Im Buch „Kasino-Kapitalismus“ arbeitet Sinn die Weltfinanzkrise auf. Clemens Fuest, sein Nachfolger als Präsident des Ifo-Instituts, schildert hierzu einen Abend in einem Pariser Restaurant, zu dem die Banque de France internationale Ökonomen geladen hatte. Die beiden Diskutanten auf dem Podium erklärten den Ausbruch der Finanzkrise mit komplizierten Finanzprodukten wie CDS, CDOs et cetera. Die Bankenaufsicht habe diese Produkte nicht verstanden, die vielfältigen Verbindungen zwischen den Banken seien übersehen worden, so sei es zum Flächenbrand gekommen. Das klingt nach Unfall, Dummheit oder Leichtsinn. Sinn argumentierte auf dem Podium anders. Er erklärte die Krise als eine Folge der Kombination aus beschränkter Haftung und hohem Fremdkapitaleinsatz. Wenn ein Investor nicht wirklich haftet und die Verluste auf andere abwälzen kann, geht er exzessive Risiken ein. Das mag eine Weile gutgehen, aber irgendwann kommt es zu Verlusten, für die am Ende Steuerzahler einspringen müssen, die sich kaum wehren können. Was heute Allgemeingut ist, trug Sinn schon im Oktober 2008 vor. „Erstens zeigt dieser Umstand die Schnelligkeit, mit der er komplexe wirtschaftliche Ereignisse durchdringt und auf ihren Kern reduziert. Zweitens hält er es für unbefriedigend, wirtschaftliche Probleme damit zu erklären, die Menschen seien irrational und könnten Komplexität nicht bewältigen“, sagt Fuest.

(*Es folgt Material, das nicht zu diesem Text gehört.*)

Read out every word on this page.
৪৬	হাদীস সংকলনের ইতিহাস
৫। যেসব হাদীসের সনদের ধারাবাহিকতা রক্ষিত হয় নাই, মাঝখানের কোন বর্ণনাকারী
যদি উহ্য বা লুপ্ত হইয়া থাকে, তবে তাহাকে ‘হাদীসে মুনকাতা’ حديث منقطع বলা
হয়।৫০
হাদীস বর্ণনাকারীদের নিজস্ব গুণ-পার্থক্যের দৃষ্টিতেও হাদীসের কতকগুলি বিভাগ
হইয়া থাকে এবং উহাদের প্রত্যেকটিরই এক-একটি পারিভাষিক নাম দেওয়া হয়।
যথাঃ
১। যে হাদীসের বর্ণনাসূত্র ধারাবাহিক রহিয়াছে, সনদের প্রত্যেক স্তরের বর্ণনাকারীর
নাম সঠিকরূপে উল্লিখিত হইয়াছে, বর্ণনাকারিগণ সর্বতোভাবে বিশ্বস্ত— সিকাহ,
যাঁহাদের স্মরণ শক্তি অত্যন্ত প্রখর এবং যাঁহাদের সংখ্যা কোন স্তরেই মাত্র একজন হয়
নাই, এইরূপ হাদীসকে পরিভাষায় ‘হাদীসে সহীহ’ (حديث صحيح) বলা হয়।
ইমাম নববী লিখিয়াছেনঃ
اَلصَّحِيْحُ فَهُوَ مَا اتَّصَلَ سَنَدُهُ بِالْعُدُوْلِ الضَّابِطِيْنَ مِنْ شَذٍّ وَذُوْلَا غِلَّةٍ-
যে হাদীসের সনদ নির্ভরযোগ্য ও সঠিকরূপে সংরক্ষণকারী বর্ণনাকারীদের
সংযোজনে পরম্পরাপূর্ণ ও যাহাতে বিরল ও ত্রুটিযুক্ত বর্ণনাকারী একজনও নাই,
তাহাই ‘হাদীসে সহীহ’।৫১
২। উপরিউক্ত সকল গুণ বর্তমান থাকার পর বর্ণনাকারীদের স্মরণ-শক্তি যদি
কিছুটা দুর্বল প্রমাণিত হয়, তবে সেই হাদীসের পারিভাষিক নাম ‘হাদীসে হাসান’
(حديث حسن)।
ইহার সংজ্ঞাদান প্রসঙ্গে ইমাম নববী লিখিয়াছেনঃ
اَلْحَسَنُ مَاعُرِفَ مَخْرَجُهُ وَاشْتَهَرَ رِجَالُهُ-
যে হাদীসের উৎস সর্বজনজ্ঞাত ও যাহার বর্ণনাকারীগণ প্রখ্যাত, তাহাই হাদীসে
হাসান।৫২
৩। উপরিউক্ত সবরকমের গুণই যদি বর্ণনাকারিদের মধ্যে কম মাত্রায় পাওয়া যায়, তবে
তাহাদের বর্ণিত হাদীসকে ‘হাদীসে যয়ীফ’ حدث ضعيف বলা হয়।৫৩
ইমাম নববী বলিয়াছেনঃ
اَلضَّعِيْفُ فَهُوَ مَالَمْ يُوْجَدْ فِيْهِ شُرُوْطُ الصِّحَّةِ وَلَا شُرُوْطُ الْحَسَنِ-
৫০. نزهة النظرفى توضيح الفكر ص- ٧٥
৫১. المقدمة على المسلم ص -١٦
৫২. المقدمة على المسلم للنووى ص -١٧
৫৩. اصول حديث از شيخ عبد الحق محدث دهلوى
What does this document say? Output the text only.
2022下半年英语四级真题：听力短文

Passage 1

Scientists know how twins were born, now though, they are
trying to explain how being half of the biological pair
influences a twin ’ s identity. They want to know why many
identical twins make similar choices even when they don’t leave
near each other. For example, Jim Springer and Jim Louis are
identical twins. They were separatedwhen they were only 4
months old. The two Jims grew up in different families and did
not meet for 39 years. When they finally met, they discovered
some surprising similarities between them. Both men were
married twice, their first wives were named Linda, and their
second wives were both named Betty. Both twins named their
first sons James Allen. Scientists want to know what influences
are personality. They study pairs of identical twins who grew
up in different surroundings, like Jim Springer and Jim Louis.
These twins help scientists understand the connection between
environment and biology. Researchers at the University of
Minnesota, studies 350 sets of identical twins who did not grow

„Ich war ein Dummkopf“, sagte Hans-Werner Sinn und fügte hinzu: „als junger Mann.“ Als junger Professor hatte er die Euroeinführung vehement unterstützt. Jetzt bereut er das. „Es war ein Riesenfehler, den Euro einzuführen.“ Ökonomisch, aber auch politisch. „Was ist aus dem angeblichen Friedensprojekt geworden? In Wahrheit habe ich noch nie so viel Hass in Europa erlebt wie jetzt.“ Trotz seiner scharfen Kritik wollte Sinn die Gemeinschaftswährung nicht krachend scheitern lassen. Mit dem Euro sei es wie mit einer zerrütteten Ehe, die Scheidungskosten seien zu hoch. Doch er warnt vor einem weiteren Durchwursteln. „Wir stolpern in einen neuen Sozialismus in Europa“, weil die Schulden sozialisiert würden.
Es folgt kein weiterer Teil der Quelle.